Neighbors of the property include Hannaford and Ocean State Job Lot — the two largest retailers in Belfast — as well as Renys and Hammond Lumber.
“This is an area that’s been a prime retail development center in Belfast for a long time,” he said.
However, the B&G property is unique not only for its size but because it’s the only property in the zone that can be used for larger retail.
“It’s the largest undeveloped property by a large amount” in the zone, he said. It’s also subject to a unique review procedure that doesn’t apply to other projects in the district, he said.
According to city documents, there are several unique provisions in city ordinances that apply specifically to any development proposed for this property.

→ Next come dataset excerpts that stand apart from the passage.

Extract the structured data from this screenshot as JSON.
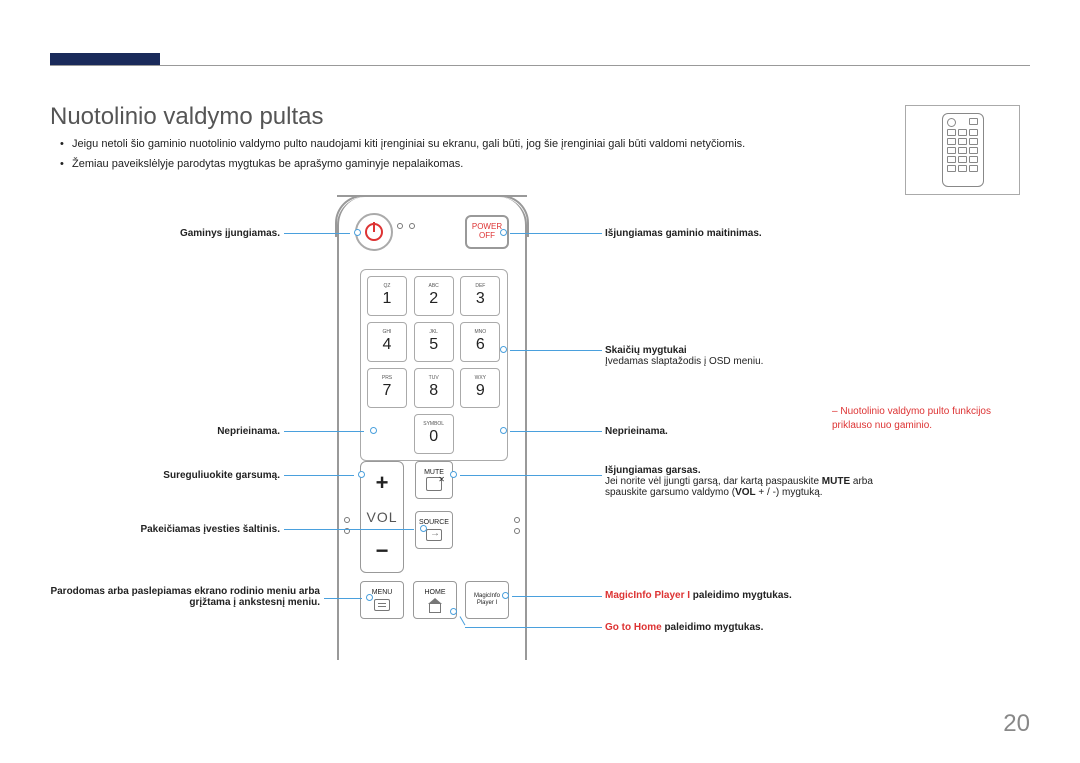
{
  "page": {
    "number": "20"
  },
  "title": "Nuotolinio valdymo pultas",
  "bullets": [
    "Jeigu netoli šio gaminio nuotolinio valdymo pulto naudojami kiti įrenginiai su ekranu, gali būti, jog šie įrenginiai gali būti valdomi netyčiomis.",
    "Žemiau paveikslėlyje parodytas mygtukas be aprašymo gaminyje nepalaikomas."
  ],
  "remote": {
    "power_off": {
      "l1": "POWER",
      "l2": "OFF"
    },
    "keys": [
      {
        "sub": "QZ",
        "main": "1"
      },
      {
        "sub": "ABC",
        "main": "2"
      },
      {
        "sub": "DEF",
        "main": "3"
      },
      {
        "sub": "GHI",
        "main": "4"
      },
      {
        "sub": "JKL",
        "main": "5"
      },
      {
        "sub": "MNO",
        "main": "6"
      },
      {
        "sub": "PRS",
        "main": "7"
      },
      {
        "sub": "TUV",
        "main": "8"
      },
      {
        "sub": "WXY",
        "main": "9"
      },
      {
        "sub": "SYMBOL",
        "main": "0"
      }
    ],
    "vol": "VOL",
    "mute": "MUTE",
    "source": "SOURCE",
    "menu": "MENU",
    "home": "HOME",
    "magicinfo": {
      "l1": "MagicInfo",
      "l2": "Player I"
    }
  },
  "ann": {
    "power_on": "Gaminys įjungiamas.",
    "power_off": "Išjungiamas gaminio maitinimas.",
    "num1": "Skaičių mygtukai",
    "num2": "Įvedamas slaptažodis į OSD meniu.",
    "na_l": "Neprieinama.",
    "na_r": "Neprieinama.",
    "vol": "Sureguliuokite garsumą.",
    "src": "Pakeičiamas įvesties šaltinis.",
    "menu": "Parodomas arba paslepiamas ekrano rodinio meniu arba grįžtama į ankstesnį meniu.",
    "mute1": "Išjungiamas garsas.",
    "mute2": "Jei norite vėl įjungti garsą, dar kartą paspauskite ",
    "mute3": "MUTE",
    "mute4": " arba spauskite garsumo valdymo (",
    "mute5": "VOL",
    "mute6": " + / -) mygtuką.",
    "mip1": "MagicInfo Player I",
    "mip2": " paleidimo mygtukas.",
    "home1": "Go to Home",
    "home2": " paleidimo mygtukas."
  },
  "footnote": {
    "dash": "–",
    "text": "Nuotolinio valdymo pulto funkcijos priklauso nuo gaminio."
  }
}
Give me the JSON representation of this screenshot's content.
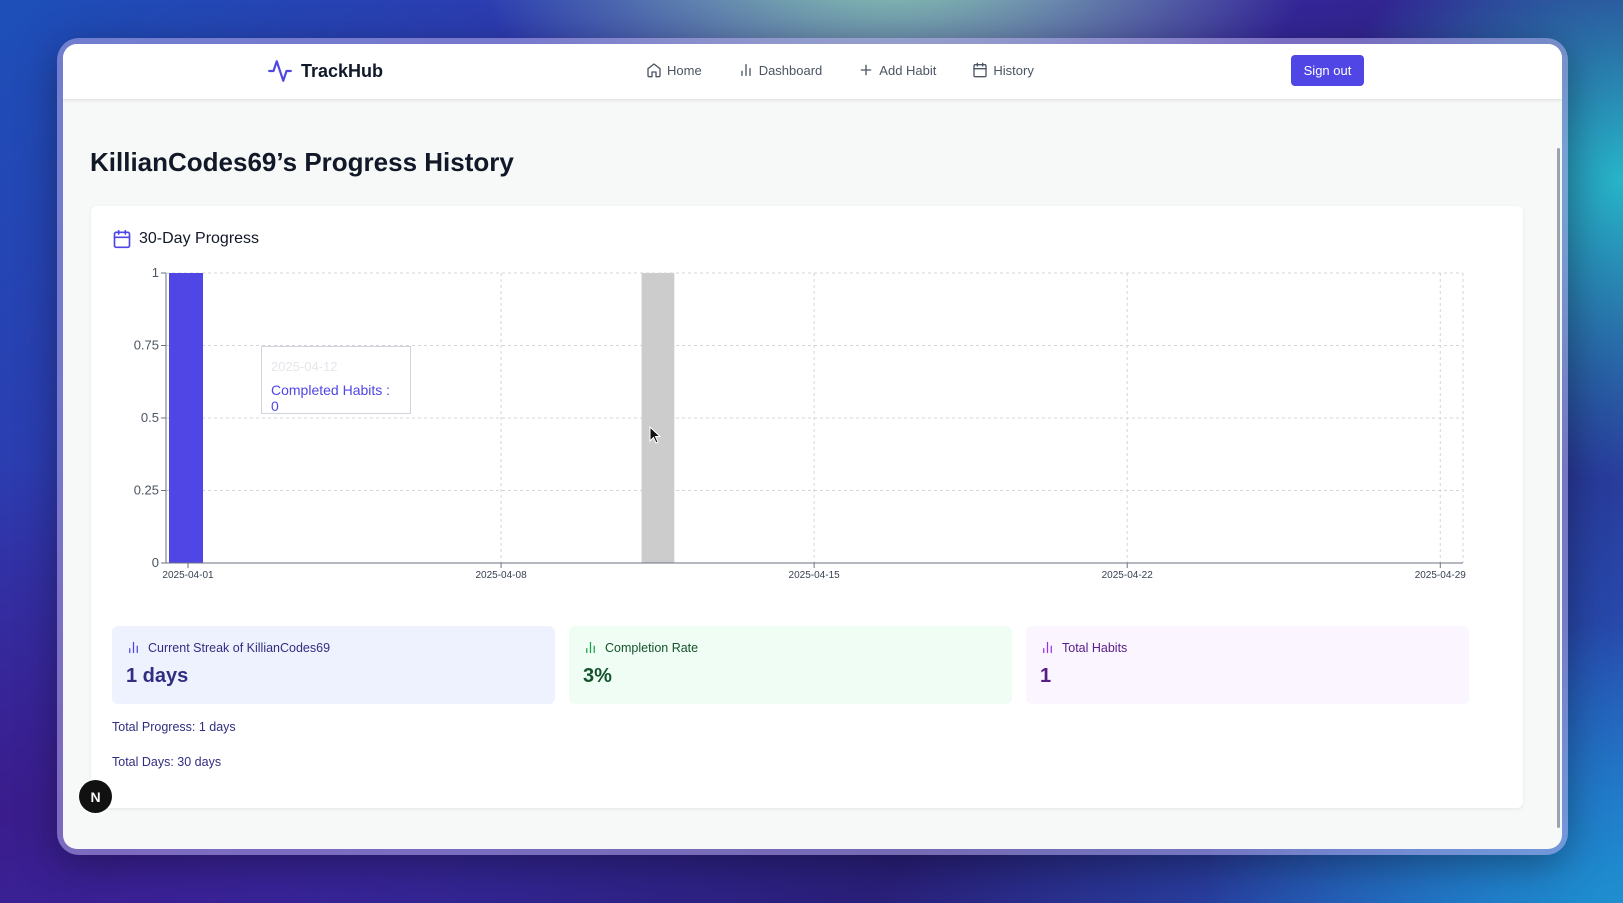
{
  "nav": {
    "brand": "TrackHub",
    "links": [
      {
        "label": "Home",
        "icon": "home-icon"
      },
      {
        "label": "Dashboard",
        "icon": "bar-chart-icon"
      },
      {
        "label": "Add Habit",
        "icon": "plus-icon"
      },
      {
        "label": "History",
        "icon": "calendar-icon"
      }
    ],
    "signout_label": "Sign out"
  },
  "page": {
    "title": "KillianCodes69’s Progress History"
  },
  "card": {
    "title": "30-Day Progress"
  },
  "chart_data": {
    "type": "bar",
    "series": [
      {
        "name": "Completed Habits",
        "color": "#4f46e5"
      }
    ],
    "x_ticks": [
      "2025-04-01",
      "2025-04-08",
      "2025-04-15",
      "2025-04-22",
      "2025-04-29"
    ],
    "y_ticks": [
      "0",
      "0.25",
      "0.5",
      "0.75",
      "1"
    ],
    "ylim": [
      0,
      1
    ],
    "xlim": [
      "2025-04-01",
      "2025-04-30"
    ],
    "bars": [
      {
        "date": "2025-04-01",
        "value": 1
      }
    ],
    "highlight": {
      "date": "2025-04-12",
      "color": "#cccccc"
    },
    "tooltip": {
      "date": "2025-04-12",
      "text": "Completed Habits : 0"
    },
    "grid": true
  },
  "stats": {
    "streak": {
      "label": "Current Streak of KillianCodes69",
      "value": "1 days"
    },
    "completion": {
      "label": "Completion Rate",
      "value": "3%"
    },
    "habits": {
      "label": "Total Habits",
      "value": "1"
    }
  },
  "totals": {
    "progress": "Total Progress: 1 days",
    "days": "Total Days: 30 days"
  },
  "badge": "N"
}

The project is subject to contract rezoning, which involves the city and applicant entering a specific agreement regarding how the property can be developed. The applicant must prepare a master plan that identifies how the property is proposed to be developed. The purpose of the master plan is to help the city understand potential impacts associated with a proposed development. For larger-retail applications, the applicant is required to provide the city with funds to prepare a community and economic impact assessment.
The Tractor Supply proposal doesn’t fall under the third requirement.
Representatives of developer DMK Development and Main-Land Development Consultants said the master plan conceptualized the development of multi-unit buildings for retail, a restaurant and a hotel, as well as four buildings of multi-family residential units to rent or sell and an assisted living center.
However, the Tractor Supply store is the only piece of the plan currently proposed.
Residents expressed concern about increased traffic, light pollution, stormwater runoff, drainage, decreased wild animal habitat, and the potential for urban sprawl, the Bangor Daily News reported. Ultimately, the council and board voted to allow the developers to proceed to the next stage of the application process.